Rathaus3Harburg – Munteres Bäumchen-wechsle-dich in der Bezirksversammlung: Um 20.37 Uhr erklärte Isabel Wiest ihren Austritt von den Grünen und kündigte gleichzeitig

an, künftig für die Neuen Liberalen ihr Mandat wahrzunehmen. Nur wenige Minuten später verschickte Barbara Lewy eine Mail und erklärte ihren Austritt aus der SPD. Auch sie will ihr Mandat behalten, ließ aber zunächst offen, ob sie sich einer anderen Partei anschließt. Damit war noch nicht Schluss: Auch Anna-Lena Bahl auf Anfrage von harburg-aktuell.de an, die SPD zu verlassen. Jetzt nennen sie sich „Neue Liberale“. Noch am Freitagabend gründeten sie eine eigene Fraktion. Wie schon Kay Wolkau , der erst kürzlich die Grünen verlassen hatte, behalten sie ihr Mandat. Die neue Fraktion hat Wolkau als Fraktionsvorsitzenden und Anna-Lena Bahl als Stellvertreterin gewählt. Damit haben zwei ausgewiesene Partei-Hopper die Führungsspitze übernommen. Sowohl für Wolkau wie auch für Bahl ist es bereits die dritte Partei, in der sie sind. Wiest war erst kürzlich zu den Grünen gekommen. Barbara Lewy ist zwar langjähriges SPD-Mitglied gewesen. Sie gilt aber als Verliererin der innerparteilichen Auseinandersetzungen der letzten Monate.

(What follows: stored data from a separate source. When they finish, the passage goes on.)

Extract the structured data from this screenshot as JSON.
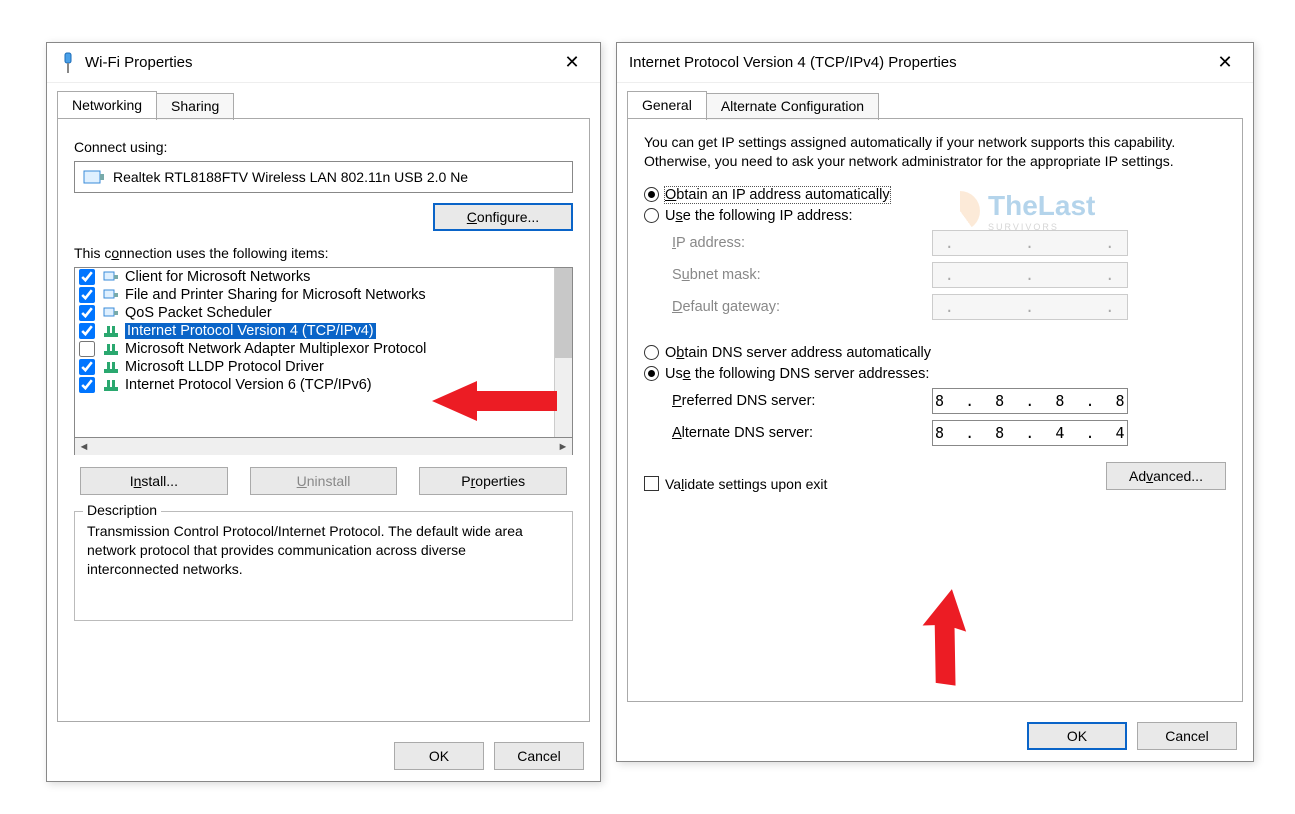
{
  "wifi": {
    "title": "Wi-Fi Properties",
    "tabs": {
      "networking": "Networking",
      "sharing": "Sharing"
    },
    "connect_using_label": "Connect using:",
    "adapter_name": "Realtek RTL8188FTV Wireless LAN 802.11n USB 2.0 Ne",
    "configure_btn": "Configure...",
    "items_label": "This connection uses the following items:",
    "items": [
      {
        "checked": true,
        "text": "Client for Microsoft Networks",
        "icon": "svc"
      },
      {
        "checked": true,
        "text": "File and Printer Sharing for Microsoft Networks",
        "icon": "svc"
      },
      {
        "checked": true,
        "text": "QoS Packet Scheduler",
        "icon": "svc"
      },
      {
        "checked": true,
        "text": "Internet Protocol Version 4 (TCP/IPv4)",
        "icon": "proto",
        "selected": true
      },
      {
        "checked": false,
        "text": "Microsoft Network Adapter Multiplexor Protocol",
        "icon": "proto"
      },
      {
        "checked": true,
        "text": "Microsoft LLDP Protocol Driver",
        "icon": "proto"
      },
      {
        "checked": true,
        "text": "Internet Protocol Version 6 (TCP/IPv6)",
        "icon": "proto"
      }
    ],
    "install_btn": "Install...",
    "uninstall_btn": "Uninstall",
    "properties_btn": "Properties",
    "desc_legend": "Description",
    "desc_text": "Transmission Control Protocol/Internet Protocol. The default wide area network protocol that provides communication across diverse interconnected networks.",
    "ok_btn": "OK",
    "cancel_btn": "Cancel"
  },
  "ipv4": {
    "title": "Internet Protocol Version 4 (TCP/IPv4) Properties",
    "tabs": {
      "general": "General",
      "alt": "Alternate Configuration"
    },
    "intro": "You can get IP settings assigned automatically if your network supports this capability. Otherwise, you need to ask your network administrator for the appropriate IP settings.",
    "ip_auto_label": "Obtain an IP address automatically",
    "ip_manual_label": "Use the following IP address:",
    "ip_address_label": "IP address:",
    "subnet_label": "Subnet mask:",
    "gateway_label": "Default gateway:",
    "ip_address_value": ".       .       .",
    "subnet_value": ".       .       .",
    "gateway_value": ".       .       .",
    "dns_auto_label": "Obtain DNS server address automatically",
    "dns_manual_label": "Use the following DNS server addresses:",
    "pref_dns_label": "Preferred DNS server:",
    "pref_dns_value": "8  .  8  .  8  .  8",
    "alt_dns_label": "Alternate DNS server:",
    "alt_dns_value": "8  .  8  .  4  .  4",
    "validate_label": "Validate settings upon exit",
    "advanced_btn": "Advanced...",
    "ok_btn": "OK",
    "cancel_btn": "Cancel"
  },
  "watermark": {
    "brand": "TheLast",
    "sub": "SURVIVORS"
  }
}
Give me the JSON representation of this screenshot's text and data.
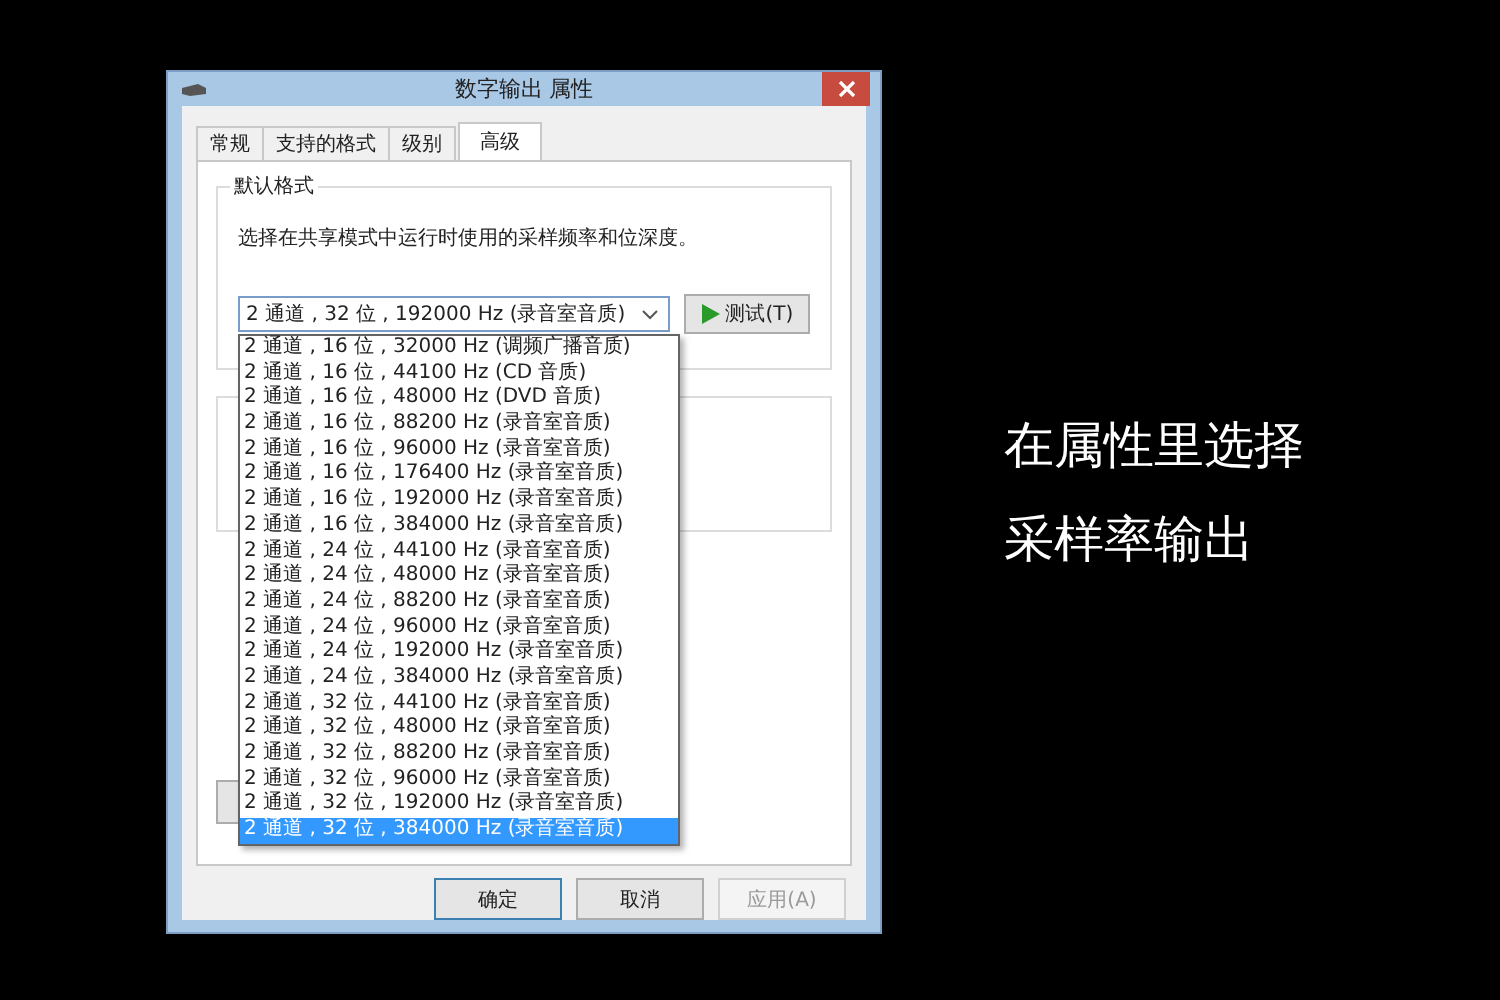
{
  "window": {
    "title": "数字输出 属性"
  },
  "tabs": [
    {
      "label": "常规",
      "selected": false
    },
    {
      "label": "支持的格式",
      "selected": false
    },
    {
      "label": "级别",
      "selected": false
    },
    {
      "label": "高级",
      "selected": true
    }
  ],
  "default_format": {
    "title": "默认格式",
    "description": "选择在共享模式中运行时使用的采样频率和位深度。",
    "combo_value": "2 通道 , 32 位 , 192000 Hz (录音室音质)",
    "test_button": "测试(T)"
  },
  "dropdown": {
    "items": [
      {
        "label": "2 通道 , 16 位 , 32000 Hz (调频广播音质)",
        "selected": false
      },
      {
        "label": "2 通道 , 16 位 , 44100 Hz (CD 音质)",
        "selected": false
      },
      {
        "label": "2 通道 , 16 位 , 48000 Hz (DVD 音质)",
        "selected": false
      },
      {
        "label": "2 通道 , 16 位 , 88200 Hz (录音室音质)",
        "selected": false
      },
      {
        "label": "2 通道 , 16 位 , 96000 Hz (录音室音质)",
        "selected": false
      },
      {
        "label": "2 通道 , 16 位 , 176400 Hz (录音室音质)",
        "selected": false
      },
      {
        "label": "2 通道 , 16 位 , 192000 Hz (录音室音质)",
        "selected": false
      },
      {
        "label": "2 通道 , 16 位 , 384000 Hz (录音室音质)",
        "selected": false
      },
      {
        "label": "2 通道 , 24 位 , 44100 Hz (录音室音质)",
        "selected": false
      },
      {
        "label": "2 通道 , 24 位 , 48000 Hz (录音室音质)",
        "selected": false
      },
      {
        "label": "2 通道 , 24 位 , 88200 Hz (录音室音质)",
        "selected": false
      },
      {
        "label": "2 通道 , 24 位 , 96000 Hz (录音室音质)",
        "selected": false
      },
      {
        "label": "2 通道 , 24 位 , 192000 Hz (录音室音质)",
        "selected": false
      },
      {
        "label": "2 通道 , 24 位 , 384000 Hz (录音室音质)",
        "selected": false
      },
      {
        "label": "2 通道 , 32 位 , 44100 Hz (录音室音质)",
        "selected": false
      },
      {
        "label": "2 通道 , 32 位 , 48000 Hz (录音室音质)",
        "selected": false
      },
      {
        "label": "2 通道 , 32 位 , 88200 Hz (录音室音质)",
        "selected": false
      },
      {
        "label": "2 通道 , 32 位 , 96000 Hz (录音室音质)",
        "selected": false
      },
      {
        "label": "2 通道 , 32 位 , 192000 Hz (录音室音质)",
        "selected": false
      },
      {
        "label": "2 通道 , 32 位 , 384000 Hz (录音室音质)",
        "selected": true
      }
    ]
  },
  "buttons": [
    {
      "label": "确定",
      "default": true,
      "disabled": false
    },
    {
      "label": "取消",
      "default": false,
      "disabled": false
    },
    {
      "label": "应用(A)",
      "default": false,
      "disabled": true
    }
  ],
  "caption": [
    "在属性里选择",
    "采样率输出"
  ]
}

Ralf-Dieter Fischer, Fraktionsvorsitzender der CDU in Harburg, reagierte amüsiert auf die Nachricht. „Da haben wir ja eine Fraktion der Frustrierten“, sagt Fischer. „Der Großen Koalition, die ja weiterhin über eine satte Mehrheit wird es die politische Arbeit in der Bezirksversammlung erleichtern.“ Auch Jürgen Heimath reagierte gelassen. „Es ist bedauerlich. An dem eingeschlagenen Weg der Großen Koalition ändert das nichts.“ Am Montag wird der Vertrag, darüber sind sich Fischer und Heimath unterschrieben.

Bereits in den letzten Tagen hatten sich die Gerüchte verdichtet, dass nach der öffentlichen Unterzeichung des Vertrags für eine Große Koalition in Harburg („das GroKo“) eine „Bombe platzen“ würde. Nach dem spektakulären Wechsel des Grünen-Fraktionsvize Kay Wolkau zu den „Suding-Flüchtlingen“, die sich Neue Liberale nennen, rechneten viele mit weiteren Übertritten. Tatsächlich galt Isabel Wiest als „Hauptverdächtige“, zumal sie sich selbst als „gute Freundin“ von Kay Wolkau bezeichnete und es auch kein Geheimnis war, dass er die Sprecherin der BI Vogteistraße/Jägerstraße zu den Grünen gelockt hatte. Es war auch kein Geheimnis, dass Isabel Wiest gute Beziehungen zu den SPD-Abgeordneten Barbara Lewy und Anna-Lena Bahl pflegte.

Durchaus möglich, dass die Sitzung der Bezirksversammlung am Dienstagabend das Fass zum Überlaufen brachte – insbesondere die unsägliche Debatte über den Status der beiden FDP-Abgeordneten Viktoria Pawlowski und Carsten Schuster. Da zur Bildung einer Fraktion laut Bezirksverwaltungsgesetz mindestens drei Abgeordnete gehören, hatte die beiden um einen Status als „Gruppe“ gebeten. Damit wären sie zumindest im Ältestenrat vertreten und sie könnten sich in ihren Fachausschüssen gegenseitig vertreten. Aber das GroKo wollte nicht – mit den Argumenten „So ist das nun einmal“ und „was machen wir, wenn eines Tages zwei Rechtsradikale in die Bezirksversammlung gewählt werden?“ Eigentlich sollte klar sein, dass man die FDP-Leute nicht mit Spekulationen über ein künftiges Wahlergebnis gängeln sollte, das man als politisch jetzt Handelnde gefälligst zu verhindern hat.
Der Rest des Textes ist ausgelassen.